Macquarie analysts acknowledge the possibility of a summer rally, but warn the market may not be affected by a nut on Friday.
They maintain a structurally bearish stance on crude oil prices despite potential near-term upward pressure.
“[A] summer rally [is] possible, but [the] The market can look past it and the draws can disappoint,” says Macquarie. The company highlights concerns about surpluses in the second half of 2024 and throughout 2025, which could lead to a significant price correction.
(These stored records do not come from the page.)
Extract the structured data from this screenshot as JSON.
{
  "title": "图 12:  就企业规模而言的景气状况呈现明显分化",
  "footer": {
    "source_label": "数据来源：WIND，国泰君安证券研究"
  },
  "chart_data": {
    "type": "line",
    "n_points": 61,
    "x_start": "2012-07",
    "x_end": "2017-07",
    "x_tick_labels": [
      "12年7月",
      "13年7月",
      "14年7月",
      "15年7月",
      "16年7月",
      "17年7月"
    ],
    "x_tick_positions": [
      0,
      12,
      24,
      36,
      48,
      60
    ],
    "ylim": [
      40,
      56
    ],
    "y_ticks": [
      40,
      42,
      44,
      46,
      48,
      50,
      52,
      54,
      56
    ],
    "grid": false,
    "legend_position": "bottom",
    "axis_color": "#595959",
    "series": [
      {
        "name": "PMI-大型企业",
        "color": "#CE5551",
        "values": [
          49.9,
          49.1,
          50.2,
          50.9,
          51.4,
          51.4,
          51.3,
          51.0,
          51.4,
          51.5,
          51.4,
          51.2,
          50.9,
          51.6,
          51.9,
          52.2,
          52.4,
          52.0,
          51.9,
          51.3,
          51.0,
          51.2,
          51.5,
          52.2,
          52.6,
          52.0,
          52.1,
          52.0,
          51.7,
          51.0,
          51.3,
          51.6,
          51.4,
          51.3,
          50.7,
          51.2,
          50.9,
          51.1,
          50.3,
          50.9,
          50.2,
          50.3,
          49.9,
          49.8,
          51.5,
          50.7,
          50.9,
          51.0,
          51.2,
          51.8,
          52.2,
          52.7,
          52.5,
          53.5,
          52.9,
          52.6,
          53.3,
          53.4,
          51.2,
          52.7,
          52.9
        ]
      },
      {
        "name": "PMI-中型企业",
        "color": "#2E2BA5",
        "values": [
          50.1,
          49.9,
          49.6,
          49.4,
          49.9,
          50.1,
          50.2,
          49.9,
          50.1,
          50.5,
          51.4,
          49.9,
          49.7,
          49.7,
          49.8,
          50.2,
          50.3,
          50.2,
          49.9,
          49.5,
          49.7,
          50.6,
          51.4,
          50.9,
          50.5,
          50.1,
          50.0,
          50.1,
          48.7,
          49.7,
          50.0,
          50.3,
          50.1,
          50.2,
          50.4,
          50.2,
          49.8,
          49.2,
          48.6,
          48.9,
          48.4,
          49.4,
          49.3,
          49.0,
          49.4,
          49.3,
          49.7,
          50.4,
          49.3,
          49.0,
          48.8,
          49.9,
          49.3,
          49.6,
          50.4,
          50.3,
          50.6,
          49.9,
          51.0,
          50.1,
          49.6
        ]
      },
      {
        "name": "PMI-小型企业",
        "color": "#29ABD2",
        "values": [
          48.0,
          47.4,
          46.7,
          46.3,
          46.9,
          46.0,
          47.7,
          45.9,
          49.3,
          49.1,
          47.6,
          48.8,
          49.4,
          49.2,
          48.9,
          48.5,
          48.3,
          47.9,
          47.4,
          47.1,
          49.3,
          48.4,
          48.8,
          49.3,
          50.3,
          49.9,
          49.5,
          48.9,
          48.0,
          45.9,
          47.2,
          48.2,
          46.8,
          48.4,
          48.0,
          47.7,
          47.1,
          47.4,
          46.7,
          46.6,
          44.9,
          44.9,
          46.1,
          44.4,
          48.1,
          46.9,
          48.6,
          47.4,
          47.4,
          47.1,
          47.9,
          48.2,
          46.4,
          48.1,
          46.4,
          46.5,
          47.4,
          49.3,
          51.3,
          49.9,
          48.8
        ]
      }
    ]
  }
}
While Macquarie acknowledges the geopolitical risks and the potential for a hot summer to drive demand, he identifies several negative factors. They express concerns about OPEC+’s compliance with production quotas, especially in the context of US election year dynamics. In addition, they foresee continued growth in oil production from non-OPEC countries, including from the United States, which may depress prices.
Macquarie is also tempering enthusiasm for potential production increases from new sources such as the Dangote refinery and Dos Bocas facilities, suggesting their ramp-up could be slower than expected. Finally, the report suggests that Chinese oil demand, especially diesel, is becoming less sensitive to economic growth, further limiting upside potential.
Overall, Macquarie’s analysis suggests a cautious approach to the possibility of an oil rally in the summer. They believe that structural factors could lead to a price correction, despite possible short-term upward pressure.